Quant aux ressources de la famille Abraham, elles suffisaient à soutenir son ascension jusqu'au rang d'Ange. Pour la séquence 1, Fren envisageait la potion de « Serviteur du Mystère » issue du Zarath perdu — sans doute sa seule chance de devenir Grand Ange.
Mais revenons au présent. On ne devient pas gros en une seule bouchée.
Fren Abraham, célibataire, propriétaire, orphelin, sans sœur — un héros typique de roman sur Qidian : un jeune homme ordinaire de la bourgeoisie rentière, assez riche pour faire pleurer le dieu de la pauvreté.
Il détenait 2 % des actions de la Banque Commerciale de Trèves, lui rapportant 3 000 livres par an, plus un bien immobilier au 34, rue Kosson, quartier de Goldhanston, une résidence de riche. À cela s'ajoutaient 20 000 livres déposées en banque (rapportant 800 livres par an) et 1 342 livres en liquidités. Bref, il appartenait à la haute société, mais seulement à son seuil — suffisamment néanmoins pour faire enrager les pauvres.
La séquence de l'« Apprenti » étant une voie de type mage, l'étude du savoir — en particulier du savoir occulte — était indispensable.
Que ce soit en Occident ou en Chine, mages et occultistes étaient réputés pour posséder des connaissances que les mortels ignoraient. Et le savoir, c'est le pouvoir. Fren savait donc qu'il devait lire.
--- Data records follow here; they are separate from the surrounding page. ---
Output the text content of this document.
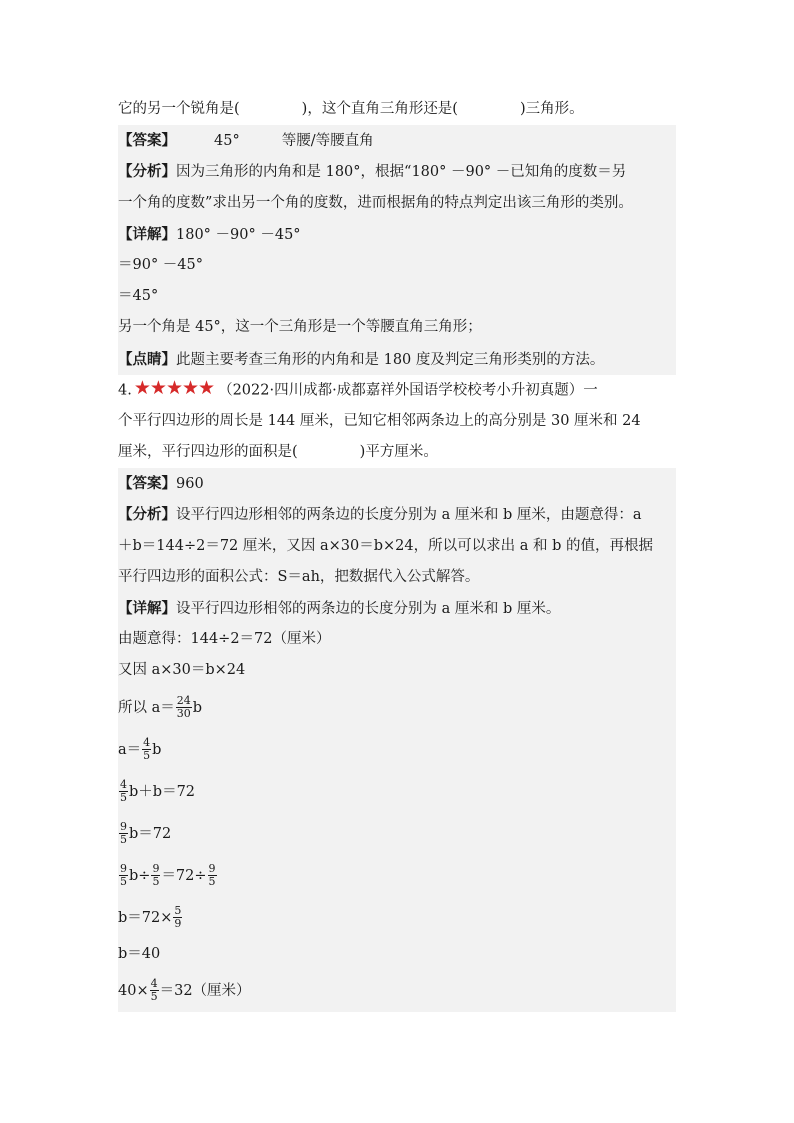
它的另一个锐角是(	)，这个直角三角形还是(	)三角形。
【答案】	45°	等腰/等腰直角
【分析】因为三角形的内角和是 180°，根据“180° －90° －已知角的度数＝另
一个角的度数”求出另一个角的度数，进而根据角的特点判定出该三角形的类别。
【详解】180° －90° －45°
＝90° －45°
＝45°
另一个角是 45°，这一个三角形是一个等腰直角三角形；
【点睛】此题主要考查三角形的内角和是 180 度及判定三角形类别的方法。
4. ★★★★★ （2022·四川成都·成都嘉祥外国语学校校考小升初真题）一
个平行四边形的周长是 144 厘米，已知它相邻两条边上的高分别是 30 厘米和 24
厘米，平行四边形的面积是(	)平方厘米。
【答案】960
【分析】设平行四边形相邻的两条边的长度分别为 a 厘米和 b 厘米，由题意得：a
＋b＝144÷2＝72 厘米，又因 a×30＝b×24，所以可以求出 a 和 b 的值，再根据
平行四边形的面积公式：S＝ah，把数据代入公式解答。
【详解】设平行四边形相邻的两条边的长度分别为 a 厘米和 b 厘米。
由题意得：144÷2＝72（厘米）
又因 a×30＝b×24
所以 $a= \frac{24}{30}$ b
$a= \frac{4}{5}$ b
$\frac{4}{5} b+b=72$
$\frac{9}{5} b=72$
$\frac{9}{5} b\div \frac{9}{5} =72\div \frac{9}{5}$
$b=72\times \frac{5}{9}$
b＝40
$40\times \frac{4}{5} =32$（厘米）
Par chance, en tant que membre d'une famille d'anciens anges déchus, il avait hérité d'assez de connaissances occultes de son père. Pour le reste, il pourrait les trouver à la bibliothèque de Trèves.
Et quelle bibliothèque ! La Bibliothèque nationale de Trèves, célèbre sur tout le continent nordique, un temple du savoir qui faisait rêver tous les érudits.
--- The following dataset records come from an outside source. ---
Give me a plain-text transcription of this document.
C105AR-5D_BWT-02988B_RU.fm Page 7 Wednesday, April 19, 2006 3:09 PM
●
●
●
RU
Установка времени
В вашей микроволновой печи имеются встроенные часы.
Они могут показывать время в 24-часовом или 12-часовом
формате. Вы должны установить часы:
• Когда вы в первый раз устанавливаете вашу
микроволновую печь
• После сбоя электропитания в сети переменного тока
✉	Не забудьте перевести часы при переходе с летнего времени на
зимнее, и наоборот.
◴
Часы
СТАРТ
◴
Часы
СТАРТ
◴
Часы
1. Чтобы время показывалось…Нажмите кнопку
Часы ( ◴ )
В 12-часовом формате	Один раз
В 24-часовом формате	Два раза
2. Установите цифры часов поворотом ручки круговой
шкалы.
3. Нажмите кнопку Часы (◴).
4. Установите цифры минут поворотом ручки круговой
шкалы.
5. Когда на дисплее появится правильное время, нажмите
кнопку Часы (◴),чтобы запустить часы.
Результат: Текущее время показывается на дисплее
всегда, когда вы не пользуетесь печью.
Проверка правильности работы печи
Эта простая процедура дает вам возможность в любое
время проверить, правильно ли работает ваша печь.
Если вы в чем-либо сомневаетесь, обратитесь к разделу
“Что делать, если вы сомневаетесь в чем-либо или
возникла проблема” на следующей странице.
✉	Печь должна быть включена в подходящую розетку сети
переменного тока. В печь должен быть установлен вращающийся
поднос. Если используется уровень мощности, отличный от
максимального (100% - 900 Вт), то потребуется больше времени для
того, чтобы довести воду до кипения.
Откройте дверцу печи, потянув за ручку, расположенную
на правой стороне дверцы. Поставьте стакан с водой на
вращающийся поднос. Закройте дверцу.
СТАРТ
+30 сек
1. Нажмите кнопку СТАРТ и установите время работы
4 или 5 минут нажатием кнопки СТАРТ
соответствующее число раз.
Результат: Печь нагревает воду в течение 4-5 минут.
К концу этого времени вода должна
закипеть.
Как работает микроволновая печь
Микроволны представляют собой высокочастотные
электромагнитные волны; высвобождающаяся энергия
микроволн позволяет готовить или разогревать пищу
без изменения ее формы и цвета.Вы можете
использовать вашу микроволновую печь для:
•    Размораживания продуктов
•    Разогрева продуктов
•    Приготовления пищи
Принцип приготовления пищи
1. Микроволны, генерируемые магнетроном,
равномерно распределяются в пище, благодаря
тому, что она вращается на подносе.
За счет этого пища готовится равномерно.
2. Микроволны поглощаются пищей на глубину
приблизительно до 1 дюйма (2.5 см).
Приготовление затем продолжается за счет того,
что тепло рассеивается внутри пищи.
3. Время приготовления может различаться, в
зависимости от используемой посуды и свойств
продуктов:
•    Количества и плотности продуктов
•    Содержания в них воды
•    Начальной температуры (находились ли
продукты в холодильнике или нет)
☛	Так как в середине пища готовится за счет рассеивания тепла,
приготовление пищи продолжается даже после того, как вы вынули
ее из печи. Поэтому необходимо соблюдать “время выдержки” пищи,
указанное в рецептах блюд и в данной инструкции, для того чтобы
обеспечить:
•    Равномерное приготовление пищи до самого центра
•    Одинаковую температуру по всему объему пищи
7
Fren jugea qu'il devait acquérir des savoirs pratiques pour préparer ses promotions futures. La séquence de l'Apprenti allait de 9 à 0 :
« Apprenti » → « Maître des tours » → « Astrologue » → « Greffier » → « Voyageur » → « Mage secret » → « Nomade » → « Mage itinérant » → « Clé des étoiles » → « Porte ».
De l'Apprenti au Voyageur : phase humaine.
Du Mage secret au Nomade : demi-divinité.
Du Mage itinérant à la Clé des étoiles : dieu mineur.
Et « Porte », c'était l'état divin.
Lors de la progression de Fors, on avait vu que les rangs « Maître des tours », « Astrologue » et « Greffier » avaient tous des règles de rôle assez claires, permettant une digestion rapide. Fren pensait donc devoir apprendre des choses en magie, divination, récits de voyages et géographie pour faciliter son interprétation des rôles.
Quant à la potion d'« Apprenti », Fren supposait qu'elle exigeait aussi une pratique active de l'étude. En observant Klein, on voyait que la logique interne des potions formait un tout cohérent : du respect du destin jusqu'à sa maîtrise, avec toujours une attitude de dissimulation et de croissance. Pour l'Apprenti, Fren pensait que les notions de guide, de clé et de liberté étaient fondamentales.
Le plus proche de la « Porte », Bethel Abraham — l'ancêtre qui avait précipité la chute de la famille — avait pour titres :
« Grande Porte aux mille seuils, Guide des étoiles infinies, Clé de tous les mondes mystiques. »
Or, les titres divins révélaient toujours la méthode de rôle et l'autorité d'une voie.
C'était là une vérité connue de tous dans le monde occulte : le savoir est pouvoir.